Best answer: There was apparently a riot after only the first word of the premiere of Alfred Jarry's Ubu Roi. Rank speculation on my part says that popular art no longer seeks to test the limits the way it used to, or at least the patrons that fund the avant guard no longer have the teeth for controversy.
posted by lekvar at 1:37 PM on September 28, 2009


Alex Ross's The Rest Is Noise is rife with stories like this. I'm only 5 or 6 chapters in, but it's excellent so far.

I like Miko's take on this - it's just that "demeaning the medium" with mere dissonance is likely over at this point and many attempts to engage the audience via discomfort scan as empty and hollow and pointless, however intended. (Warning: super-NSFW Mr. Show video...)
posted by mintcake! at 5:24 PM on September 28, 2009


oulipian wrote:
There are also accounts of strong audience reactions to early motion pictures such as The Great Train Robbery.

I think he might mean the Lumiére film Arrival of a Train at La Ciotat. Seems to be an urban myth with kernel of truth to it.

J.G. Ballard writes in The Kindness of Women about an exhibit of crashed cars he did in a museum that erupted into a spontaneous riot/orgy. Seems to be something of an exaggeration, but only partially, "in 1970 Ballard organised an exhibition of crashed cars at the New Arts Laboratory, simply called "Crashed Cars". The crashed vehicles were displayed without commentary, inspiring vitriolic responses and vandalism.(wiki)"

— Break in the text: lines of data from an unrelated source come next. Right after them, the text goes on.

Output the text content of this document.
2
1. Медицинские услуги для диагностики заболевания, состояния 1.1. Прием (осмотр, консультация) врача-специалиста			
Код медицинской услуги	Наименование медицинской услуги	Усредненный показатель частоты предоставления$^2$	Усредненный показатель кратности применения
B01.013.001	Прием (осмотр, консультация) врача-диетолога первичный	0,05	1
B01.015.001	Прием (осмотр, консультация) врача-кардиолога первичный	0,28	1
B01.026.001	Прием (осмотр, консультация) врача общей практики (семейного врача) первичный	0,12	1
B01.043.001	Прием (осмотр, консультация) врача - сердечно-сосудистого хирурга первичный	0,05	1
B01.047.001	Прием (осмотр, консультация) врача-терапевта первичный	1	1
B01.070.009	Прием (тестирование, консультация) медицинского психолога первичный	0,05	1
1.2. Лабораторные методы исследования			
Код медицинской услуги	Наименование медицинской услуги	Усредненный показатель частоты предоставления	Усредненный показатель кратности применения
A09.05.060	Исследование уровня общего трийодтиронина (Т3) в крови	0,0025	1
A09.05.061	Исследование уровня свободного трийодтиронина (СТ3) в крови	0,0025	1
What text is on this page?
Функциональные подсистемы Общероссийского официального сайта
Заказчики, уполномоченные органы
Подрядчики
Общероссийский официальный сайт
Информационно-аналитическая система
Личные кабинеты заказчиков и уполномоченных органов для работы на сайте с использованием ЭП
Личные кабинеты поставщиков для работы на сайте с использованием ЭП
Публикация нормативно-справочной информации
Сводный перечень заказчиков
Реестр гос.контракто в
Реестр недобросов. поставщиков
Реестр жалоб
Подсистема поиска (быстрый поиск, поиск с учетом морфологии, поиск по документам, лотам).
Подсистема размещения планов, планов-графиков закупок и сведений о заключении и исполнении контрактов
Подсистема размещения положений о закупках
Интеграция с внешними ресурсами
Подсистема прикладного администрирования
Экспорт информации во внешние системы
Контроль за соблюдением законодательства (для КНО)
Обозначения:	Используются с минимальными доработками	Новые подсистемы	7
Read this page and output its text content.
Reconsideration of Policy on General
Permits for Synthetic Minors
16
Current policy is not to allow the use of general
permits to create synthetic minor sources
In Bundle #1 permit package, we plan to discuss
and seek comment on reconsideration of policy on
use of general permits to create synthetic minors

Seems to me that all of these "art riots" are embellishments of what really happened. It's good that we're not talking about bricks being thrown and arson but you have to be skeptical especially when it's the artist's themselves or their acolytes doing the reporting.
posted by Locobot at 12:43 AM on September 29, 2009


Caetano Veloso in 1968 at the early rounds of the Festival International de Canção. I wrote about it in my answer to umbú's question about musicians performing under duress. (The amusing circumstances of umbú's response is my ultimate Metafilter moment.)